初対面の相手に「どう、就活?」と、フランクに聞いてくるその男に対し、
周囲の人間達も、内定をいくつ貰ったとか、最終の結果待ちだとか、
そこそこ良さげな進捗状況を答えているようだ。
「つーか、お前何だよ、そのリュック」
いきなり、リュックを傘で突かれ、驚いた彼。
「いや、…あの、今日ゼミがあって、荷物が多くて…」などと、
しどろもどろに答える彼だったが、もう既に興味を失っていたのか、
「俺、ちょっと煙草吸うわ」と言って、男は喫煙所へと向かった。
「あ、俺も」と言い、他の男子達も喫煙所へ向かうので、
喫煙者でもないのに、とりあえず着いていくことにした彼。
その後も、彼らの就活トークを聞いたが、各自そこそこ善戦しており、
ロン毛の男の口からは「内定5社貰ってるけど、蹴るのが面倒臭ぇ」、
「彼女いるけど、いちいち相手すんのがマジ面倒臭ぇ」などの、
"愚痴風の自慢話"ともいえる、大変貴重なお話が数多く聞かれた。
すっかり、スーツが副流煙まみれになり、駅で就活集団と別れた彼。
モヤモヤする気持ちを抑えきれず、近くのケンタッキーに向かい、
なけなしの小銭を叩いて、何のゲン担ぎなのか分からないが、
"和風チキンカツサンド"に、無我夢中で齧り付いた。
決して、体に良い食べ物とは言い難いが、
ストレスが溜まっていれば、溜まっているほど旨い、
そんな逸品だと、密かに彼は認めていた。
「どうしよう…、バッテリーの残量があと2%だよ…」
ふと隣の席を見ると、ノートPCを広げているものの、
赤いランプが点滅しており、見るからに慌てている女性。
「困ったなぁ、急いでメールを送らないとなのに…!」
もんじゃ焼の乗った頭を抱えながら、パニック気味になっている女性。
しかし、よく見ると、それは彼の使っているPCと同じ型のようだった。
ベタベタになった手をウェットティッシュで拭きながら、
「よかったら…、バッテリー使いますか?」と声をかけると、
「本当ですか!?」と、まん丸の目で彼を見る女性。
リュックから取り出したバッテリーを接続すると、
途端に息を吹き返した女性のPC。
「良かったーっ、何とか一命を取り止めました。

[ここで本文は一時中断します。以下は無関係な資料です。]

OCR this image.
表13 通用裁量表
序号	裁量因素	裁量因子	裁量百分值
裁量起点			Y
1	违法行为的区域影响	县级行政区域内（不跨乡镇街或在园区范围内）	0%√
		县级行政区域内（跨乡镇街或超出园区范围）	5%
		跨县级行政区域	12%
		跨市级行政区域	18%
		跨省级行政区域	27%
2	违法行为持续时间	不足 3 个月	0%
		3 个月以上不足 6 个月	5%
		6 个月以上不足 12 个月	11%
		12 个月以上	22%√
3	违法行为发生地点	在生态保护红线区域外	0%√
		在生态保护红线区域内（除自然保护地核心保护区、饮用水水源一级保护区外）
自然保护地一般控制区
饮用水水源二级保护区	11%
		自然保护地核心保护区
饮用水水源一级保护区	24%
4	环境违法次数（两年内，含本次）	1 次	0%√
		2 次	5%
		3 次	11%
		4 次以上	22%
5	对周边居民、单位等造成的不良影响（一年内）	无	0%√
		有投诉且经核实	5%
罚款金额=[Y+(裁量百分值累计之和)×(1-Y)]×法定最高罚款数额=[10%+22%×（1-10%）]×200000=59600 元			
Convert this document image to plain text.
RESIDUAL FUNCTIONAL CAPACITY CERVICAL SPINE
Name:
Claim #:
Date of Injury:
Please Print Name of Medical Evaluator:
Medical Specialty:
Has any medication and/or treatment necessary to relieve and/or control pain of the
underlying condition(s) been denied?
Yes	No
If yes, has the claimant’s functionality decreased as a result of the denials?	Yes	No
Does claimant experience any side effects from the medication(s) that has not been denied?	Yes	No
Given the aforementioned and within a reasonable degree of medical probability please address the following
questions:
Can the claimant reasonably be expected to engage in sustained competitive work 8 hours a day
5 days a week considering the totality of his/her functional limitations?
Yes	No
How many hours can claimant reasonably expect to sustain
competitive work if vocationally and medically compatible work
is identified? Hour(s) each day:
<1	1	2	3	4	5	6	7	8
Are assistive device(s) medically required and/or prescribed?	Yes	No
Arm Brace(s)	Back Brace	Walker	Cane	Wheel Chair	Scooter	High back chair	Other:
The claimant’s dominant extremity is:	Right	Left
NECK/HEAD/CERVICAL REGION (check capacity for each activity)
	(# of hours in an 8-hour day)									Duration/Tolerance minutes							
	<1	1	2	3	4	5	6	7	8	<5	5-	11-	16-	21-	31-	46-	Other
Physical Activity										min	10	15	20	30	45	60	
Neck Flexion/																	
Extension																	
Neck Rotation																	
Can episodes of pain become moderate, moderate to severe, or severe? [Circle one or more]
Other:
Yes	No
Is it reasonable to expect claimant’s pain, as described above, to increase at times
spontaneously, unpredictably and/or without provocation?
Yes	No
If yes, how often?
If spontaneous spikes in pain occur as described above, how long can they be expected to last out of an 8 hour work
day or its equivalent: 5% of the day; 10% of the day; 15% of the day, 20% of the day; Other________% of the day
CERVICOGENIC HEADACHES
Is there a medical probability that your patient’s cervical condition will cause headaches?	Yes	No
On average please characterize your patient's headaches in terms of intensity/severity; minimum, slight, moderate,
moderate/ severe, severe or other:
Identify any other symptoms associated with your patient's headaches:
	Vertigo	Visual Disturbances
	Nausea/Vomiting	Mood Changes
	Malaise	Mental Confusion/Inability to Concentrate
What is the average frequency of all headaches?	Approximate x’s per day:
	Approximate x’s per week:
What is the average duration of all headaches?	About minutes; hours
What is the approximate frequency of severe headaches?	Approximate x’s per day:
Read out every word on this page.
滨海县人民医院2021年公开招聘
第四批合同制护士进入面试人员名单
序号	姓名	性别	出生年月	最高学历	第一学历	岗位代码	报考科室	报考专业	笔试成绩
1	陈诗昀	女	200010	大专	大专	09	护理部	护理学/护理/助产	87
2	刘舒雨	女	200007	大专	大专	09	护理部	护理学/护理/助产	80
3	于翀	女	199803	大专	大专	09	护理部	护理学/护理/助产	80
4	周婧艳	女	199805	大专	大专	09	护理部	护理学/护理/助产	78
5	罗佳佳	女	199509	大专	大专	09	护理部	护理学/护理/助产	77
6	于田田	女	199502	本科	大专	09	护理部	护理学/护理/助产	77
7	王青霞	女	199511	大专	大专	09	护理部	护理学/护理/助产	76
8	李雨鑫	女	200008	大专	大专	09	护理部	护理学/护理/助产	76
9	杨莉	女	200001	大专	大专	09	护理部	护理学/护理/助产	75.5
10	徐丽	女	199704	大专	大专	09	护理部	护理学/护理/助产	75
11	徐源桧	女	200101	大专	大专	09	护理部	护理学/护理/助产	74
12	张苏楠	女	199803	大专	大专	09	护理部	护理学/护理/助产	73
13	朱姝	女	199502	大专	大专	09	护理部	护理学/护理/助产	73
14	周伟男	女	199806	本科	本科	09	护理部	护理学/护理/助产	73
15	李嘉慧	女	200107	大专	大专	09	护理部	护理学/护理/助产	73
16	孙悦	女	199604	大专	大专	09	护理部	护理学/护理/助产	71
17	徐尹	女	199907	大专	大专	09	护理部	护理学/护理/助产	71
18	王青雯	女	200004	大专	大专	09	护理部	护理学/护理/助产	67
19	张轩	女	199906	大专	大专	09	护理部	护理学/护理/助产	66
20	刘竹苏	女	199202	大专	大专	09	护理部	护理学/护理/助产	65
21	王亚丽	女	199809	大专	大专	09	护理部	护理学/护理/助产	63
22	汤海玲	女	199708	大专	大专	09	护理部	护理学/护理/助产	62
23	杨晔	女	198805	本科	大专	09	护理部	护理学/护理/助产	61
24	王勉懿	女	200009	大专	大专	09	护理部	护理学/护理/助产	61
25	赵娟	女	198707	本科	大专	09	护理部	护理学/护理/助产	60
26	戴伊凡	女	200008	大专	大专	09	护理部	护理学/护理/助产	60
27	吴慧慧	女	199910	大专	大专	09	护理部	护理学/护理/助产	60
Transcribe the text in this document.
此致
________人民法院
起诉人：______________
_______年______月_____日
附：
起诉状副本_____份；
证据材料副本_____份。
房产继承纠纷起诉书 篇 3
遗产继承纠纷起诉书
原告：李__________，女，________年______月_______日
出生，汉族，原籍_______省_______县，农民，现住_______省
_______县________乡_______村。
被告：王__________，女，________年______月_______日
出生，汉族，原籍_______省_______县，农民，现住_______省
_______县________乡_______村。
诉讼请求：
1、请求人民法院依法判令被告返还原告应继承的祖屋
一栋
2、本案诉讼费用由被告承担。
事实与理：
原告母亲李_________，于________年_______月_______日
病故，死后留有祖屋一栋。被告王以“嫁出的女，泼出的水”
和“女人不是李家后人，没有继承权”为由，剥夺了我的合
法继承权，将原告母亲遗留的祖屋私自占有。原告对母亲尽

ありがとうございます!」
彼に向かって両手を合わせた後、急いでPCに向かった女性は、
どうやら、手元にある名刺を見ながら、
メールアドレスを打ち込んでいるようだ。
とりあえず良かったと思い、再び、和風チキンカツを貪り食う彼。
拙い手入力で、どうにかメールを送信できた女性。
「本っ当に、助かりました!何と、お礼して良いやら…」
と言いながら、バッテリーを返す女性に、
「そんなそんな…、お役に立てて何よりです」と首を振る彼。
女性「ところで…、お兄さん就活生ですか?」
男子「あ、はい、そうです」
女性「4年生ですか?」
男子「…はい」
何だか、急に現実に引き戻された感じがして、意気消沈してしまう彼。
女性「今、就職氷河期なんですよね。面接大変じゃないですか?」
男子「そうですね…、全然どこも引っかからないです」
わざわざ分かっててそんなこと聞くなよ、と心の中でボヤく彼をよそに、
女性は、手元のメモをちぎって、何かを書いているようだ。
女性「これを、お礼の代わりとさせて下さい」
彼に手渡されたメモには、何やら住所のようなものが書かれていた。
男子「これは…?」
女性「もし、卒業までに内定が出なかったら、
4月1日にこちらまでご足労願えますか?
…お兄さんに、本物の就活ってものをお見せしますよ」
男子「本物の就活…!?」
さっきまでの焦り様は何だったのか、
急にここに来て、山岡士郎ばりのドヤ顔を見せる女性に、
ただただ、唖然とするばかりの彼であった。